Still not sure what to do in some scenarios.  One example is the gist
example code for btree (btree_gist).  If you look at the int4 example
consistent function, it gets an int32 value (param 1).  For other
data  types, it would get a pointer to a value.  Is the rule anything
<= 4 bytes it's a value, above that it's a pointer?  See the code
below...

Datum
gbt_int4_consistent(PG_FUNCTION_ARGS)
{
GISTENTRY  *entry = (GISTENTRY *) PG_GETARG_POINTER(0);int32        query = PG_GETARG_INT32(1);int32KEY   *kkk =
(int32KEY*) DatumGetPointer(entry->key);
 

>
> The usual approach to this is to define the index on a composite of
> the values. For example, if you have a table with two points that you
> want to index together, you do:
>
> CREATE INDEX foo ON bar((box(point1,point2)));
>
> i.e. a functional index on the result of combining the points. It does
> mean you need to use the same syntax when doing the queries, but it
> works with modifying any internal code at all...
>
> Given you can use rowtypes more easily these days, it's quite possible
> you use build an operator class on a row type...
>
> Have a nice day,
> --
> Martijn van Oosterhout   <klep...@svana.org>  http://svana.org/kleptog/
>
> > From each according to his ability. To each according to his ability to litigate.
>
>

Thanks Martijn.  I will consider that approach.




Re: GiST consistent function, expected arguments; multi-dimensional indexes

From
Martijn van Oosterhout
Date:
On Sun, Jul 01, 2007 at 07:20:08PM -0700, Eric wrote:
>
> >
> > Everything is always passed as a Datum, so yes, it's is determined by
> > the storage clause in CREATE TYPE.
>
> Still not sure what to do in some scenarios.  One example is the gist
> example code for btree (btree_gist).  If you look at the int4 example
> consistent function, it gets an int32 value (param 1).  For other
> data  types, it would get a pointer to a value.  Is the rule anything
> <= 4 bytes it's a value, above that it's a pointer?  See the code
> below...

Why guess. You know the type ID of what you're manipulating, right.
Then the function:

get_typlenbyval(Oid typid, int16 *typlen, bool *typbyval);

Returns the byval flag (true if passed by value, false if passed by
reference) and the typlen field will be either a positive integer,
representing the number of bytes, or negative for variable length.

Have a nice day,
--
Martijn van Oosterhout   <kleptog@svana.org>   http://svana.org/kleptog/
> From each according to his ability. To each according to his ability to litigate.

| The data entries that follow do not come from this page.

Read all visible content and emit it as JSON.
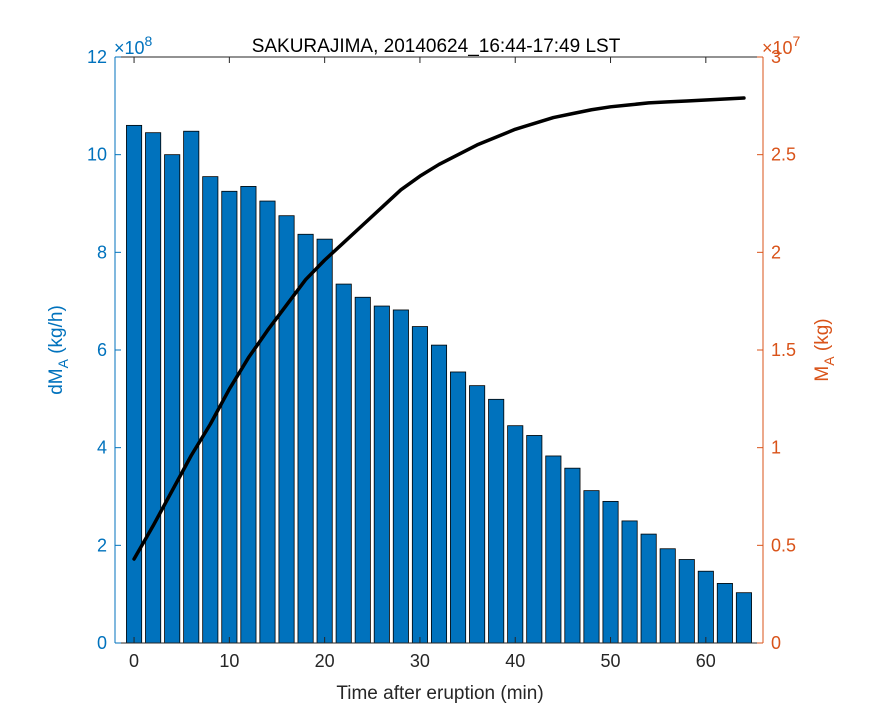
{
  "chart_data": {
    "type": "bar",
    "title": "SAKURAJIMA, 20140624_16:44-17:49 LST",
    "xlabel": "Time after eruption (min)",
    "xlim": [
      -2,
      66
    ],
    "xticks": [
      "0",
      "10",
      "20",
      "30",
      "40",
      "50",
      "60"
    ],
    "colors": {
      "bars": "#0072BD",
      "left_axis": "#0072BD",
      "right_axis": "#D95319",
      "line": "#000000"
    },
    "left_axis": {
      "label_main": "dM",
      "label_sub": "A",
      "label_unit": " (kg/h)",
      "exponent_base": "×10",
      "exponent_power": "8",
      "ylim": [
        0,
        12
      ],
      "ticks": [
        "0",
        "2",
        "4",
        "6",
        "8",
        "10",
        "12"
      ]
    },
    "right_axis": {
      "label_main": "M",
      "label_sub": "A",
      "label_unit": " (kg)",
      "exponent_base": "×10",
      "exponent_power": "7",
      "ylim": [
        0,
        3
      ],
      "ticks": [
        "0",
        "0.5",
        "1",
        "1.5",
        "2",
        "2.5",
        "3"
      ]
    },
    "bars": {
      "x": [
        0,
        2,
        4,
        6,
        8,
        10,
        12,
        14,
        16,
        18,
        20,
        22,
        24,
        26,
        28,
        30,
        32,
        34,
        36,
        38,
        40,
        42,
        44,
        46,
        48,
        50,
        52,
        54,
        56,
        58,
        60,
        62,
        64
      ],
      "values": [
        10.6,
        10.45,
        10.0,
        10.48,
        9.55,
        9.25,
        9.35,
        9.05,
        8.75,
        8.37,
        8.27,
        7.35,
        7.08,
        6.9,
        6.82,
        6.48,
        6.1,
        5.55,
        5.27,
        4.99,
        4.45,
        4.25,
        3.83,
        3.58,
        3.12,
        2.9,
        2.5,
        2.23,
        1.93,
        1.71,
        1.47,
        1.22,
        1.03
      ]
    },
    "line": {
      "x": [
        0,
        2,
        4,
        6,
        8,
        10,
        12,
        14,
        16,
        18,
        20,
        22,
        24,
        26,
        28,
        30,
        32,
        34,
        36,
        38,
        40,
        42,
        44,
        46,
        48,
        50,
        52,
        54,
        56,
        58,
        60,
        62,
        64
      ],
      "values": [
        0.43,
        0.6,
        0.78,
        0.96,
        1.12,
        1.3,
        1.46,
        1.6,
        1.73,
        1.86,
        1.96,
        2.05,
        2.14,
        2.23,
        2.32,
        2.39,
        2.45,
        2.5,
        2.55,
        2.59,
        2.63,
        2.66,
        2.69,
        2.71,
        2.73,
        2.745,
        2.755,
        2.765,
        2.77,
        2.775,
        2.78,
        2.785,
        2.79
      ]
    }
  }
}
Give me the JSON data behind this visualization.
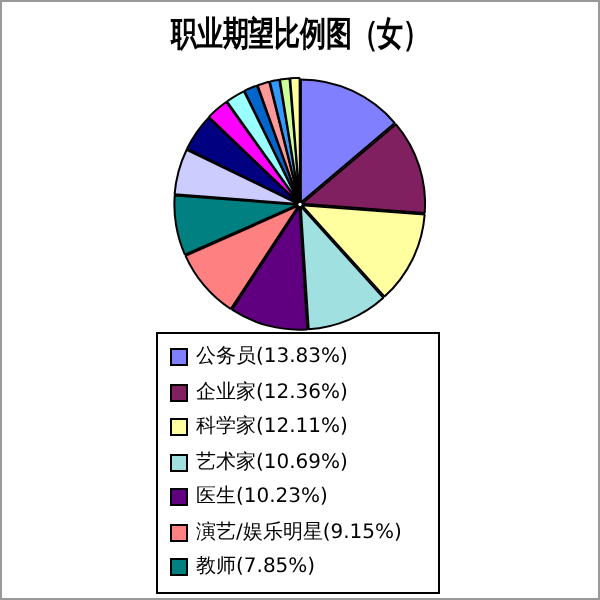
{
  "chart_data": {
    "type": "pie",
    "title": "职业期望比例图（女）",
    "categories": [
      "公务员(13.83%)",
      "企业家(12.36%)",
      "科学家(12.11%)",
      "艺术家(10.69%)",
      "医生(10.23%)",
      "演艺/娱乐明星(9.15%)",
      "教师(7.85%)",
      null,
      null,
      null,
      null,
      null,
      null,
      null,
      null,
      null
    ],
    "values": [
      13.83,
      12.36,
      12.11,
      10.69,
      10.23,
      9.15,
      7.85,
      6.0,
      4.9,
      3.0,
      2.6,
      1.8,
      1.6,
      1.3,
      1.3,
      1.28
    ],
    "colors": [
      "#8080ff",
      "#802060",
      "#ffffa0",
      "#a0e0e0",
      "#600080",
      "#ff8080",
      "#008080",
      "#ccccff",
      "#000080",
      "#ff00ff",
      "#99ffff",
      "#0066cc",
      "#ff9999",
      "#3399ff",
      "#ccff99",
      "#ffff99"
    ],
    "legend": "bottom"
  }
}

I guess you can also get this before writing code from

select typbyval from pg_type where typname='mytype'

...thanks again.



Re: GiST consistent function, expected arguments; multi-dimensional indexes

From
Martijn van Oosterhout
Date:
On Mon, Jul 02, 2007 at 10:44:55AM -0700, Eric wrote:
> I guess you can also get this before writing code from
>
> select typbyval from pg_type where typname='mytype'

Note that the flag might not be constant. For example int8 is not byval
currently whereas it could be on a 64-bit architecture. However,
variable-length values are always byref.

Have a nice day,
--
Martijn van Oosterhout   <kleptog@svana.org>   http://svana.org/kleptog/
> From each according to his ability. To each according to his ability to litigate.